Earlier this month, a separate report by S&P Global set out similar views, noting that ESG sukuk issuance is set to accelerate as Gulf Cooperation Council countries step up climate transition efforts and roll out incentives for sustainable practices. 

Commenting on the Fitch report, Bashar Al-Natoor, global head of Islamic finance at the agency, said: “We expect ESG sukuk to maintain its solid momentum into 2026, supported by sustainability mandates, net-zero targets, new frameworks, robust demand, along with the upcoming Turkiye-hosted COP31.” 

He added: “While evolving Shariah and ESG requirements, geopolitical tensions and greenwashing remain key risks, the credit profile is robust: 92 percent of rated ESG sukuk are investment grade, all issuers have Stable Outlooks, and there have been no defaults.” 

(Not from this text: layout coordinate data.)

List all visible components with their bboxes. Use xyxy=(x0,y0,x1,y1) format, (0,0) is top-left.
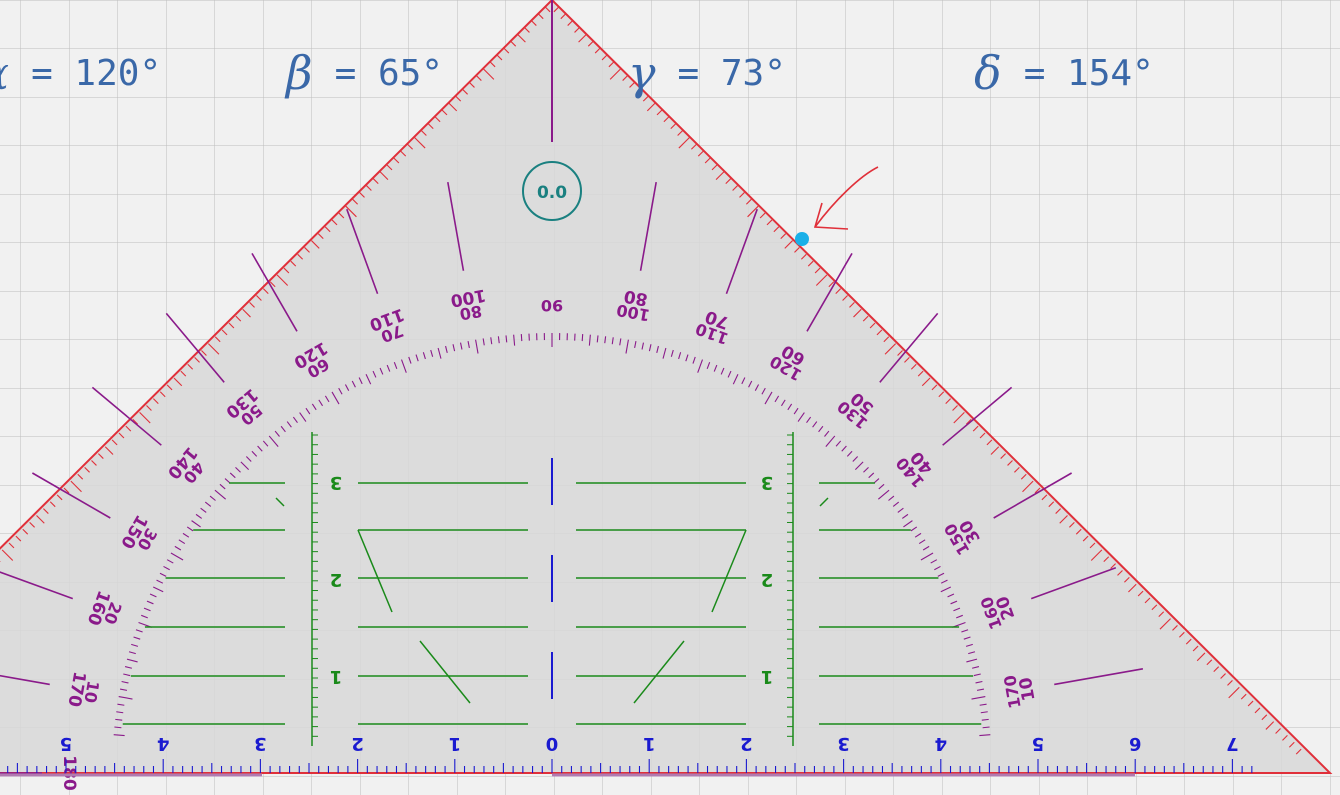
cm-label: 1 xyxy=(449,733,462,754)
cm-label: 4 xyxy=(157,733,170,754)
cm-label: 6 xyxy=(1129,733,1142,754)
gamma-value: = 73° xyxy=(677,53,786,94)
geometry-canvas[interactable]: 1020304050607080100110120130140150160170… xyxy=(0,0,1340,795)
angle-gamma: γ = 73° xyxy=(628,46,786,100)
cm-label: 3 xyxy=(254,733,267,754)
vertical-scale-label: 3 xyxy=(761,472,774,493)
vertical-scale-label: 1 xyxy=(330,666,343,687)
cm-label: 7 xyxy=(1226,733,1239,754)
cm-label: 1 xyxy=(643,733,656,754)
alpha-value: = 120° xyxy=(31,53,162,94)
cm-label: 2 xyxy=(351,733,364,754)
angle-alpha: α = 120° xyxy=(0,46,162,100)
inner-scale-label: 10 xyxy=(80,679,103,704)
cm-label: 3 xyxy=(837,733,850,754)
gamma-symbol: γ xyxy=(628,46,656,100)
cm-label: 5 xyxy=(60,733,73,754)
beta-symbol: β xyxy=(286,46,313,100)
vertical-scale-label: 3 xyxy=(330,472,343,493)
vertical-scale-label: 1 xyxy=(761,666,774,687)
beta-value: = 65° xyxy=(334,53,443,94)
cm-label: 2 xyxy=(740,733,753,754)
angle-delta: δ = 154° xyxy=(974,46,1154,100)
vertical-scale-label: 2 xyxy=(761,569,774,590)
vertical-scale-label: 2 xyxy=(330,569,343,590)
inner-scale-label: 80 xyxy=(458,301,483,324)
delta-value: = 154° xyxy=(1023,53,1154,94)
rotation-readout: 0.0 xyxy=(537,183,567,203)
angle-beta: β = 65° xyxy=(286,46,443,100)
cm-label: 4 xyxy=(935,733,948,754)
alpha-symbol: α xyxy=(0,46,9,100)
outer-scale-label: 180 xyxy=(59,755,79,791)
cm-label: 5 xyxy=(1032,733,1045,754)
inner-scale-label: 90 xyxy=(541,296,563,315)
delta-symbol: δ xyxy=(974,46,1002,100)
cm-label: 0 xyxy=(546,733,559,754)
drag-handle[interactable] xyxy=(795,232,809,246)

According to Fitch, ESG sukuk accounted for around 40 percent of emerging-market ESG debt issuance in US dollar terms in 2025, up from 18 percent in 2024. 

Global ESG sukuk issuance rose more than 60 percent year on year to $18.5 billion in 2025, with Saudi Arabia accounting for 33 percent of the total. 

Malaysia followed with a 28 percent share, while the UAE and Indonesia accounted for 19 percent and 9 percent, respectively. 

Outstanding ESG sukuk reached $58 billion at the end of 2025, representing a 30 percent year-on-year increase. 

The report noted that social sukuk are also gaining traction globally, alongside sustainability-linked, orange and climate sukuk. 

Recent developments include Pakistan issuing its first sovereign green sukuk and Oman Electricity Transmission Co. SAOC launching Oman’s first ESG sukuk. 

Highlighting regulatory progress, Fitch said Malaysia has granted tax exemptions for Sustainable and Responsible Investment sukuk under its income tax rules. 
 
“Saudi Arabia’s Capital Market Authority issued guidelines for green, social, sustainable and sustainability-linked debt, while Qatar’s central bank launched a Sustainable Finance Framework. In addition, the UAE’s central bank has begun developing a Sustainable Islamic M-Bills program,” the agency said.